集団的自衛権:3分野閣議決定で溝…与党協議

毎日新聞 2014年05月20日 23時23分(最終更新 05月21日 01時19分)

安保法制を巡る自民・公明両党の主な主張
安保法制を巡る自民・公明両党の主な主張

 自民、公明両党は20日、「安全保障法制の整備に関する与党協議会」の初会合を開き、集団的自衛権の行使に当たらない「グレーゾーン事態」から対象3分野を順に検討することで一致した。ただ、3分野パッケージでの閣議決定を目指す自民党と、慎重な公明党の溝が初日から露呈した。【高本耕太、高橋恵子】

 会合では、自民党の高村正彦副総裁が座長に就任。公明党の意向に配慮し、3分野を(1)武力攻撃には至らないグレーゾーン事態(2)国連平和維持活動(PKO)などでの自衛隊の権限拡大(3)集団的自衛権の行使を含む武力行使−−の順に議論することを確認した。

 自民党の石破茂幹事長はその後の記者会見で、3分野は「一つのものだろう」と述べ、早期にパッケージでの閣議決定に持ち込むことに強い意欲を示した。

 これに対して、協議会の座長代理に就いた公明党の北側一雄副代表は会合後、記者団に「我々はそんな認識ではないし、今日もそんな発言は全くなかった」と述べ、パッケージ論に強く反発した。

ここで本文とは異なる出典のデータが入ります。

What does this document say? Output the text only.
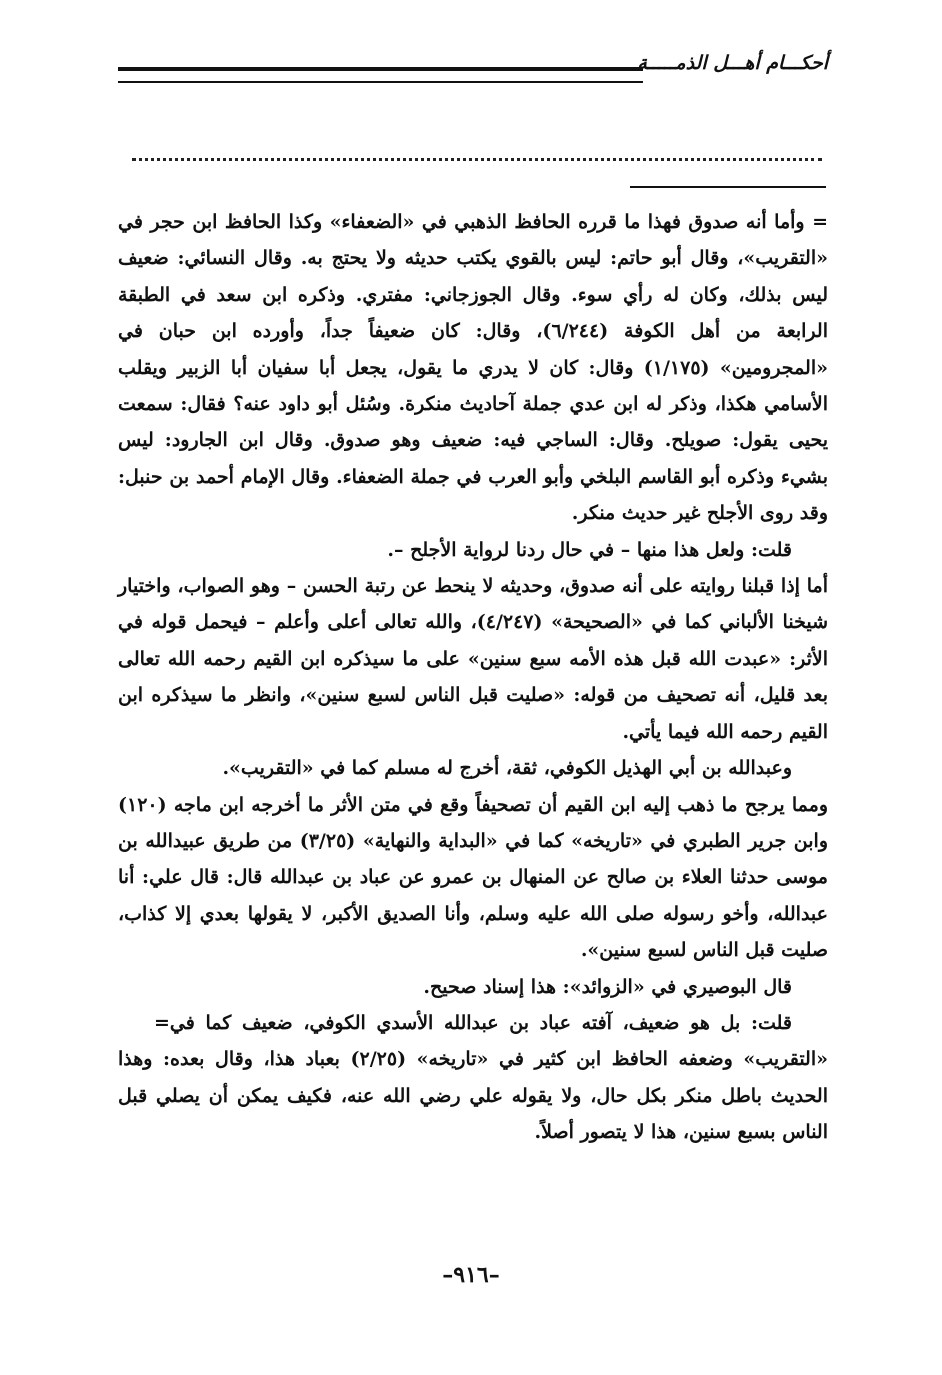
أحكـــام أهـــل الذمـــــة

= وأما أنه صدوق فهذا ما قرره الحافظ الذهبي في «الضعفاء» وكذا الحافظ ابن حجر في «التقريب»، وقال أبو حاتم: ليس بالقوي يكتب حديثه ولا يحتج به. وقال النسائي: ضعيف ليس بذلك، وكان له رأي سوء. وقال الجوزجاني: مفتري. وذكره ابن سعد في الطبقة الرابعة من أهل الكوفة (٦/٢٤٤)، وقال: كان ضعيفاً جداً، وأورده ابن حبان في «المجرومين» (١/١٧٥) وقال: كان لا يدري ما يقول، يجعل أبا سفيان أبا الزبير ويقلب الأسامي هكذا، وذكر له ابن عدي جملة آحاديث منكرة. وسُئل أبو داود عنه؟ فقال: سمعت يحيى يقول: صويلح. وقال: الساجي فيه: ضعيف وهو صدوق. وقال ابن الجارود: ليس بشيء وذكره أبو القاسم البلخي وأبو العرب في جملة الضعفاء. وقال الإمام أحمد بن حنبل: وقد روى الأجلح غير حديث منكر.

قلت: ولعل هذا منها – في حال ردنا لرواية الأجلح –.

أما إذا قبلنا روايته على أنه صدوق، وحديثه لا ينحط عن رتبة الحسن – وهو الصواب، واختيار شيخنا الألباني كما في «الصحيحة» (٤/٢٤٧)، والله تعالى أعلى وأعلم – فيحمل قوله في الأثر: «عبدت الله قبل هذه الأمه سبع سنين» على ما سيذكره ابن القيم رحمه الله تعالى بعد قليل، أنه تصحيف من قوله: «صليت قبل الناس لسبع سنين»، وانظر ما سيذكره ابن القيم رحمه الله فيما يأتي.

وعبدالله بن أبي الهذيل الكوفي، ثقة، أخرج له مسلم كما في «التقريب».

ومما يرجح ما ذهب إليه ابن القيم أن تصحيفاً وقع في متن الأثر ما أخرجه ابن ماجه (١٢٠) وابن جرير الطبري في «تاريخه» كما في «البداية والنهاية» (٣/٢٥) من طريق عبيدالله بن موسى حدثنا العلاء بن صالح عن المنهال بن عمرو عن عباد بن عبدالله قال: قال علي: أنا عبدالله، وأخو رسوله صلى الله عليه وسلم، وأنا الصديق الأكبر، لا يقولها بعدي إلا كذاب، صليت قبل الناس لسبع سنين».

قال البوصيري في «الزوائد»: هذا إسناد صحيح.

= قلت: بل هو ضعيف، آفته عباد بن عبدالله الأسدي الكوفي، ضعيف كما في «التقريب» وضعفه الحافظ ابن كثير في «تاريخه» (٢/٢٥) بعباد هذا، وقال بعده: وهذا الحديث باطل منكر بكل حال، ولا يقوله علي رضي الله عنه، فكيف يمكن أن يصلي قبل الناس بسبع سنين، هذا لا يتصور أصلاً.

–٩١٦–
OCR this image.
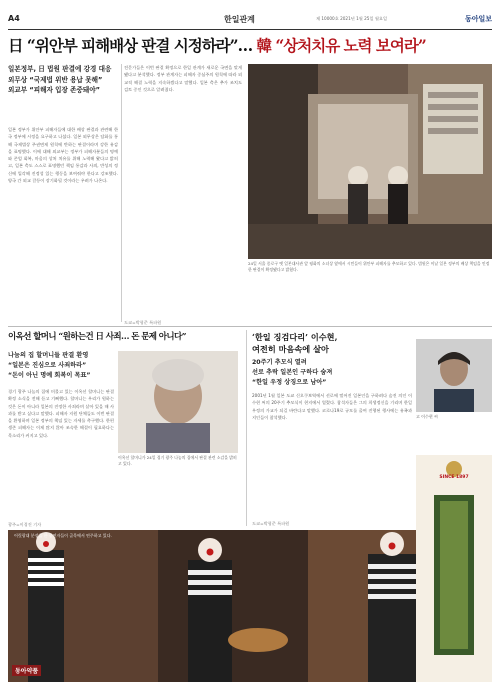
A4	한일관계	제 10000호 2021년 1월 25일 월요일	동아일보
日 “위안부 피해배상 판결 시정하라”… 韓 “상처치유 노력 보여라”
일본정부, 日 법원 판결에 강경 대응
외무상 “국제법 위반 용납 못해”
외교부 “피해자 입장 존중돼야”
일본 정부가 위안부 피해자들에 대한 배상 판결과 관련해 한국 정부에 시정을 요구하고 나섰다. 일본 외무상은 담화를 통해 국제법상 주권면제 원칙에 반하는 판결이라며 강한 유감을 표명했다. 이에 대해 외교부는 정부가 피해자분들의 명예와 존엄 회복, 마음의 상처 치유를 위해 노력해 왔다고 밝히고, 일본 측도 스스로 표명했던 책임 통감과 사죄, 반성의 정신에 입각해 진정성 있는 행동을 보여줘야 한다고 강조했다. 양국 간 외교 갈등이 장기화될 것이라는 우려가 나온다.
전문가들은 이번 판결 확정으로 한일 관계가 새로운 국면을 맞게 됐다고 분석했다. 정부 관계자는 피해자 중심주의 원칙에 따라 외교적 해결 노력을 지속하겠다고 말했다. 일본 측은 추가 조치도 검토 중인 것으로 알려졌다.
도쿄=박형준 특파원
24일 서울 종로구 옛 일본대사관 앞 평화의 소녀상 옆에서 시민들이 위안부 피해자를 추모하고 있다. 법원은 이날 일본 정부의 배상 책임을 인정한 판결이 확정됐다고 밝혔다.
이옥선 할머니 “원하는건 日 사죄… 돈 문제 아니다”
나눔의 집 할머니들 판결 환영
“일본은 진심으로 사죄하라”
“돈이 아닌 명예 회복이 목표”
경기 광주 나눔의 집에 머물고 있는 이옥선 할머니는 판결 확정 소식을 전해 듣고 기뻐했다. 할머니는 우리가 원하는 것은 돈이 아니라 일본의 진정한 사죄라며 살아 있을 때 사과를 받고 싶다고 말했다. 피해자 지원 단체들도 이번 판결을 환영하며 일본 정부의 책임 있는 자세를 촉구했다. 한편 생존 피해자는 이제 많지 않아 조속한 해결이 필요하다는 목소리가 커지고 있다.
광주=이경진 기자
이옥선 할머니가 24일 경기 광주 나눔의 집에서 판결 관련 소감을 밝히고 있다.
‘한일 징검다리’ 이수현,
여전히 마음속에 살아
20주기 추모식 열려
선로 추락 일본인 구하다 숨져
“한일 우정 상징으로 남아”
2001년 1월 일본 도쿄 신오쿠보역에서 선로에 떨어진 일본인을 구하려다 숨진 의인 이수현 씨의 20주기 추모식이 현지에서 열렸다. 참석자들은 그의 희생정신을 기리며 한일 우정의 가교가 되길 바란다고 말했다. 코로나19로 규모를 줄여 진행된 행사에는 유족과 지인들이 참석했다.
도쿄=박형준 특파원
고 이수현 씨
어릿광대 분장을 한 공연자들이 골목에서 연주하고 있다.
동아약품
SINCE 1897
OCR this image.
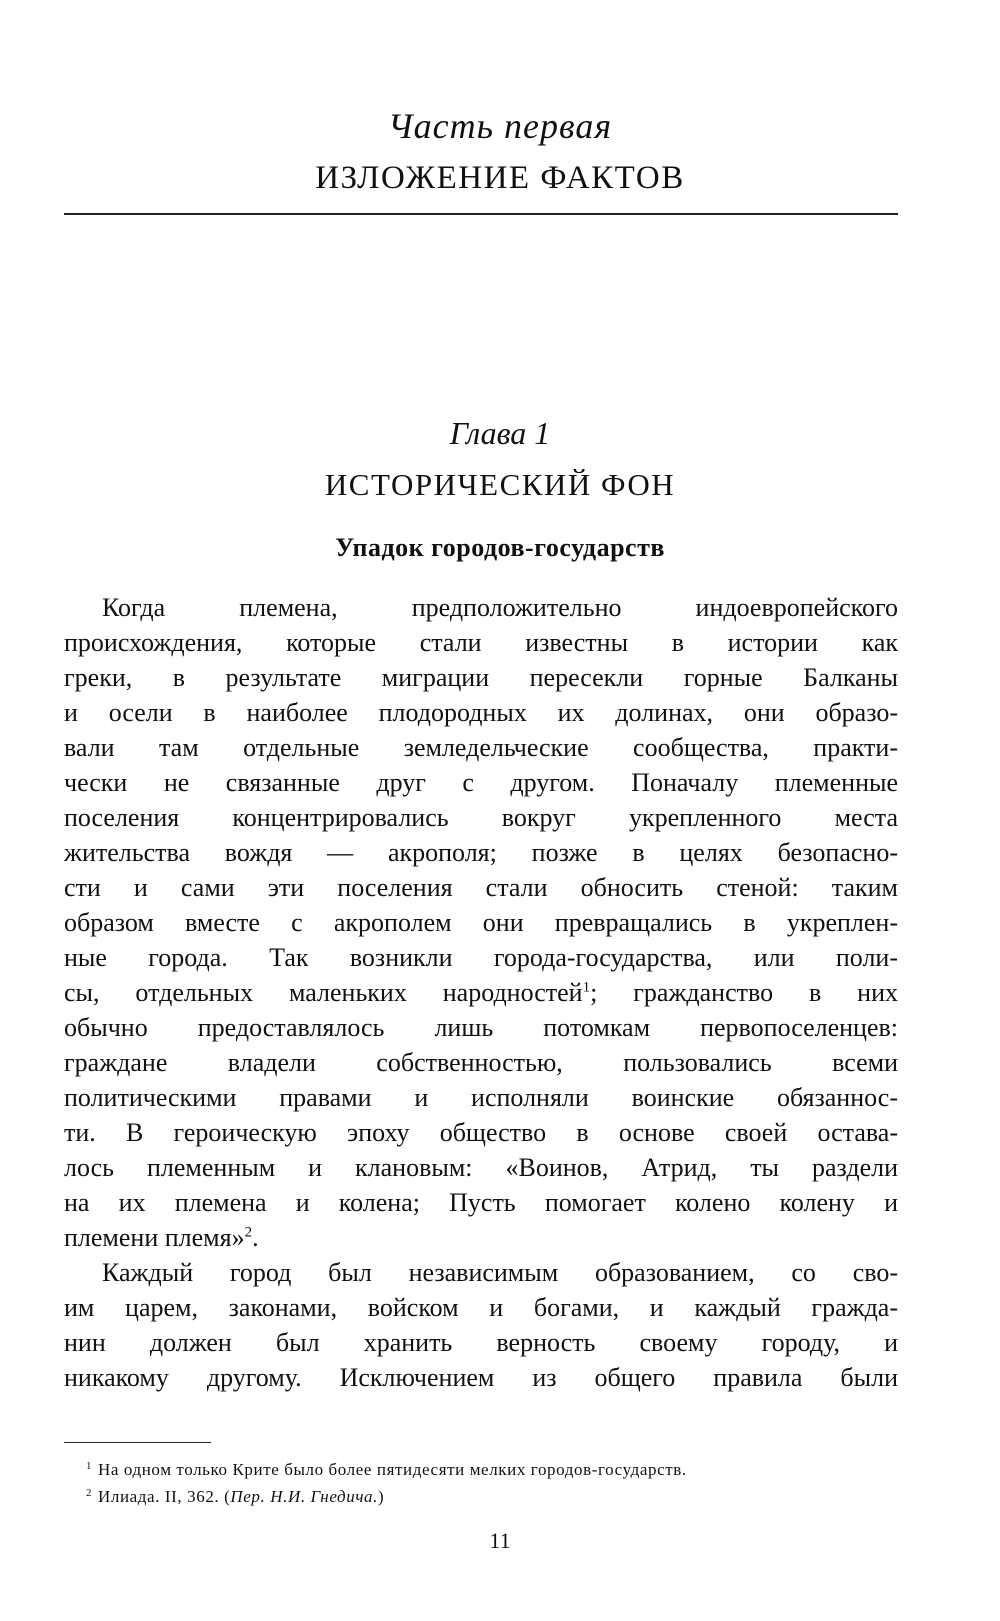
Часть первая
ИЗЛОЖЕНИЕ ФАКТОВ
Глава 1
ИСТОРИЧЕСКИЙ ФОН
Упадок городов-государств
Когда племена, предположительно индоевропейского
происхождения, которые стали известны в истории как
греки, в результате миграции пересекли горные Балканы
и осели в наиболее плодородных их долинах, они образо-
вали там отдельные земледельческие сообщества, практи-
чески не связанные друг с другом. Поначалу племенные
поселения концентрировались вокруг укрепленного места
жительства вождя — акрополя; позже в целях безопасно-
сти и сами эти поселения стали обносить стеной: таким
образом вместе с акрополем они превращались в укреплен-
ные города. Так возникли города-государства, или поли-
сы, отдельных маленьких народностей$^1$; гражданство в них
обычно предоставлялось лишь потомкам первопоселенцев:
граждане владели собственностью, пользовались всеми
политическими правами и исполняли воинские обязаннос-
ти. В героическую эпоху общество в основе своей остава-
лось племенным и клановым: «Воинов, Атрид, ты раздели
на их племена и колена; Пусть помогает колено колену и
племени племя»$^2$.
Каждый город был независимым образованием, со сво-
им царем, законами, войском и богами, и каждый гражда-
нин должен был хранить верность своему городу, и
никакому другому. Исключением из общего правила были
1 На одном только Крите было более пятидесяти мелких городов-государств.
2 Илиада. II, 362. (Пер. Н.И. Гнедича.)
11
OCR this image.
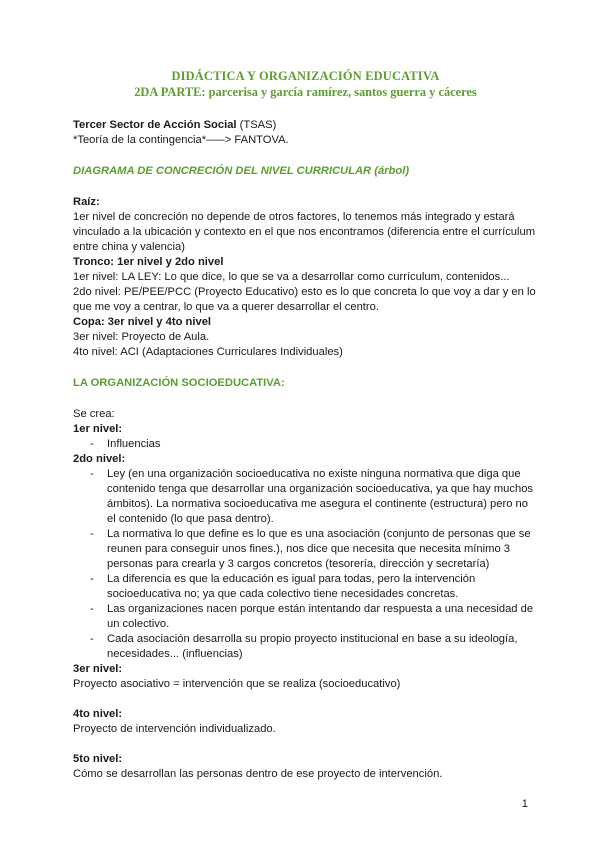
DIDÁCTICA Y ORGANIZACIÓN EDUCATIVA
2DA PARTE: parcerisa y garcía ramírez, santos guerra y cáceres

Tercer Sector de Acción Social (TSAS)

*Teoría de la contingencia*–––> FANTOVA.

DIAGRAMA DE CONCRECIÓN DEL NIVEL CURRICULAR (árbol)

Raíz:

1er nivel de concreción no depende de otros factores, lo tenemos más integrado y estará vinculado a la ubicación y contexto en el que nos encontramos (diferencia entre el currículum entre china y valencia)

Tronco: 1er nivel y 2do nivel

1er nivel: LA LEY: Lo que dice, lo que se va a desarrollar como currículum, contenidos...

2do nivel: PE/PEE/PCC (Proyecto Educativo) esto es lo que concreta lo que voy a dar y en lo que me voy a centrar, lo que va a querer desarrollar el centro.

Copa: 3er nivel y 4to nivel

3er nivel: Proyecto de Aula.

4to nivel: ACI (Adaptaciones Curriculares Individuales)

LA ORGANIZACIÓN SOCIOEDUCATIVA:

Se crea:

1er nivel:

- Influencias

2do nivel:

- Ley (en una organización socioeducativa no existe ninguna normativa que diga que contenido tenga que desarrollar una organización socioeducativa, ya que hay muchos ámbitos). La normativa socioeducativa me asegura el continente (estructura) pero no el contenido (lo que pasa dentro).
- La normativa lo que define es lo que es una asociación (conjunto de personas que se reunen para conseguir unos fines.), nos dice que necesita que necesita mínimo 3 personas para crearla y 3 cargos concretos (tesorería, dirección y secretaría)
- La diferencia es que la educación es igual para todas, pero la intervención socioeducativa no; ya que cada colectivo tiene necesidades concretas.
- Las organizaciones nacen porque están intentando dar respuesta a una necesidad de un colectivo.
- Cada asociación desarrolla su propio proyecto institucional en base a su ideología, necesidades... (influencias)

3er nivel:

Proyecto asociativo = intervención que se realiza (socioeducativo)

4to nivel:

Proyecto de intervención individualizado.

5to nivel:

Cómo se desarrollan las personas dentro de ese proyecto de intervención.

1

 安倍晋三首相は、閣議決定について「スケジュールは期限ありきではない」としているが、今国会中の閣議決定をなおあきらめていないとされ、遅くとも秋の臨時国会前には閣議決定させたい意向とみられる。

 政府・自民党は公明党の理解を得やすいグレーゾーン事態と、「駆け付け警護」などのPKOの2分野で議論を急ぎ、さらに集団的自衛権の「限定容認」を公明党にのませれば早期の閣議決定に持ち込めるとみている。自民党幹部は「前の二つがすぐ済み、集団的自衛権で短くても濃密な議論ができれば閣議決定できる」と語る。

 一方、自民党が前のめりになっていることに、公明党は反発を強めている。来週の与党協議では政府側が、対応が必要としている具体的な事例リストを示すが、同党幹部は「個別の事例を詳細に検討し、個々の法整備を具体的に議論する」と強調した。

 自民党にも「与党幹部がわざわざ集まって、法整備の必要性にマルかバツかをつけるだけで、後は政府に丸投げなんて通るはずがない」(党関係者)と公明党に理解を示す声がある。

 実際、集団的自衛権の行使容認だけでなく、グレーゾーンや国際協力の2分野も従来の安保法制からの転換で、過去には国会や政府内で論議を呼んだ。それだけに詳細に検討すれば、自公の主張が割れて議論が長期化する可能性がある。